Returning promptly to Washington, Grant established his headquarters
with the Army of the Potomac, at Culpepper, and for about a month
actively pushed his military preparations. He seems at first to have
been impressed with a dread that the President might wish to influence
or control his plans. But the few interviews between them removed the
suspicion which reckless newspaper accusation had raised; and all doubt
on this point vanished, when, on the last day of April, Mr. Lincoln sent
him the following explicit letter:
"Not expecting to see you again before the spring campaign opens, I wish
to express in this way my entire satisfaction with what you have done up
to this time, so far as I understand it. The particulars of your plan I
neither know nor seek to know. You are vigilant and self-reliant; and,
pleased with this, I wish not to obtrude any constraints or restraints
upon you. While I am very anxious that any great disaster or capture of
our men in great numbers shall be avoided, I know these points are less
likely to escape your attention than they would be mine. If there is
anything wanting which is within my power to give, do not fail to let me
know it.

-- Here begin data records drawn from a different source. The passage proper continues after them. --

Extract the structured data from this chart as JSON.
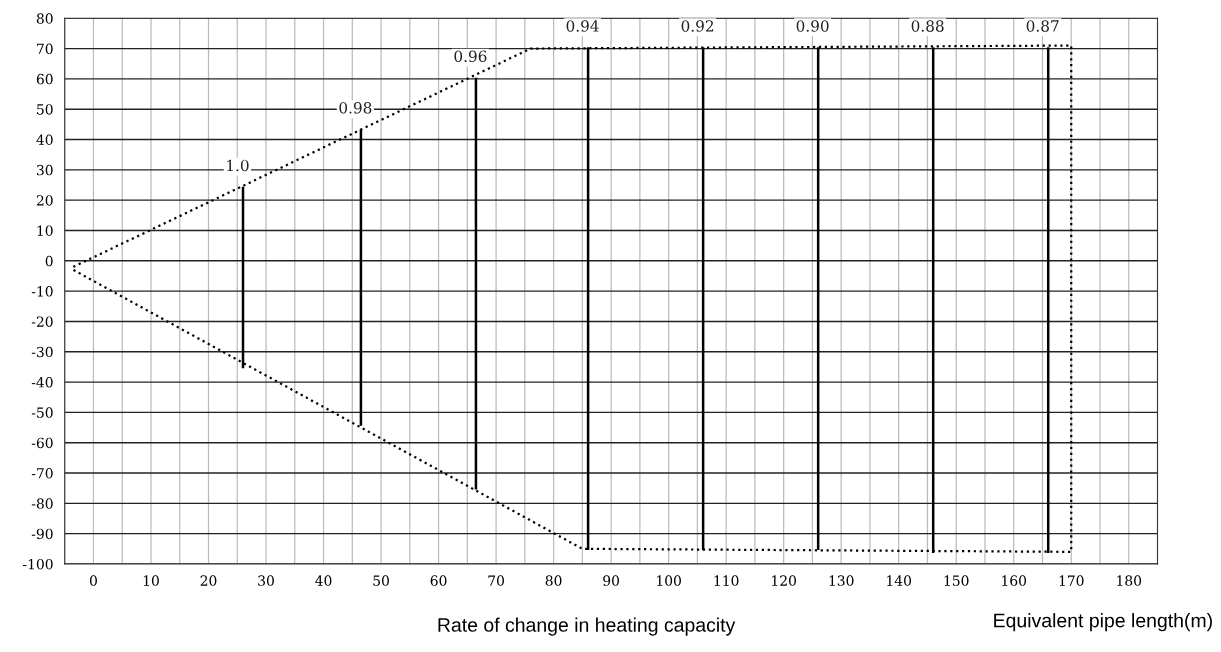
{
  "chart_data": {
    "type": "line",
    "xlabel": "Equivalent pipe length(m)",
    "annotations": [
      "Rate of change in heating capacity",
      {
        "text": "1.0",
        "x": 26,
        "y": 24
      },
      {
        "text": "0.98",
        "x": 46.5,
        "y": 43
      },
      {
        "text": "0.96",
        "x": 66.5,
        "y": 60
      },
      {
        "text": "0.94",
        "x": 86,
        "y": 70
      },
      {
        "text": "0.92",
        "x": 106,
        "y": 70
      },
      {
        "text": "0.90",
        "x": 126,
        "y": 70
      },
      {
        "text": "0.88",
        "x": 146,
        "y": 70
      },
      {
        "text": "0.87",
        "x": 166,
        "y": 70
      }
    ],
    "series": [
      {
        "color": "#000000",
        "line_style": "dotted",
        "x": [
          -3.5,
          76,
          170,
          170,
          85,
          -3.5
        ],
        "values": [
          -2,
          70,
          71,
          -96,
          -95,
          -3
        ]
      },
      {
        "color": "#000000",
        "line_style": "solid",
        "x": [
          26,
          26
        ],
        "values": [
          24,
          -35
        ]
      },
      {
        "color": "#000000",
        "line_style": "solid",
        "x": [
          46.5,
          46.5
        ],
        "values": [
          43,
          -54
        ]
      },
      {
        "color": "#000000",
        "line_style": "solid",
        "x": [
          66.5,
          66.5
        ],
        "values": [
          60,
          -75
        ]
      },
      {
        "color": "#000000",
        "line_style": "solid",
        "x": [
          86,
          86
        ],
        "values": [
          70,
          -95
        ]
      },
      {
        "color": "#000000",
        "line_style": "solid",
        "x": [
          106,
          106
        ],
        "values": [
          70,
          -95
        ]
      },
      {
        "color": "#000000",
        "line_style": "solid",
        "x": [
          126,
          126
        ],
        "values": [
          70,
          -95
        ]
      },
      {
        "color": "#000000",
        "line_style": "solid",
        "x": [
          146,
          146
        ],
        "values": [
          70,
          -96
        ]
      },
      {
        "color": "#000000",
        "line_style": "solid",
        "x": [
          166,
          166
        ],
        "values": [
          70,
          -96
        ]
      }
    ],
    "xlim": [
      -5,
      185
    ],
    "xticks": [
      {
        "value": -5,
        "label": null
      },
      0,
      {
        "value": 5,
        "label": null
      },
      10,
      {
        "value": 15,
        "label": null
      },
      20,
      {
        "value": 25,
        "label": null
      },
      30,
      {
        "value": 35,
        "label": null
      },
      40,
      {
        "value": 45,
        "label": null
      },
      50,
      {
        "value": 55,
        "label": null
      },
      60,
      {
        "value": 65,
        "label": null
      },
      70,
      {
        "value": 75,
        "label": null
      },
      80,
      {
        "value": 85,
        "label": null
      },
      90,
      {
        "value": 95,
        "label": null
      },
      100,
      {
        "value": 105,
        "label": null
      },
      110,
      {
        "value": 115,
        "label": null
      },
      120,
      {
        "value": 125,
        "label": null
      },
      130,
      {
        "value": 135,
        "label": null
      },
      140,
      {
        "value": 145,
        "label": null
      },
      150,
      {
        "value": 155,
        "label": null
      },
      160,
      {
        "value": 165,
        "label": null
      },
      170,
      {
        "value": 175,
        "label": null
      },
      180
    ],
    "ylim": [
      -100,
      80
    ],
    "yticks": [
      -100,
      -90,
      -80,
      -70,
      -60,
      -50,
      -40,
      -30,
      -20,
      -10,
      0,
      10,
      20,
      30,
      40,
      50,
      60,
      70,
      80
    ],
    "grid": true,
    "marker": "none"
  }
}
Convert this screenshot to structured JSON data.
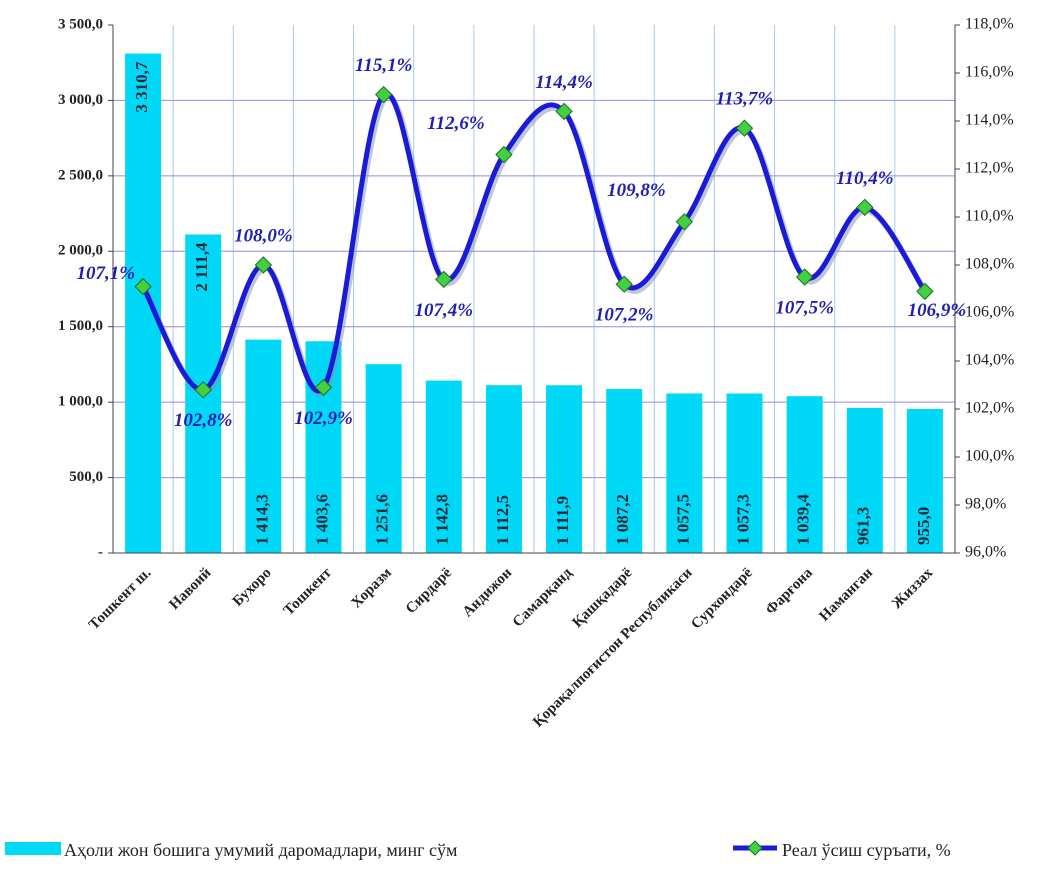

And now, with a brave army and a just cause, may God sustain
you."
Grant's immediate reply confessed the groundlessness of his
apprehensions:
"From my first entrance into the volunteer service of the country to the
present day, I have never had cause of complaint--have never expressed
or implied a complaint against the administration, or the Secretary of
War, for throwing any embarrassment in the way of my vigorously
prosecuting what appeared to me my duty.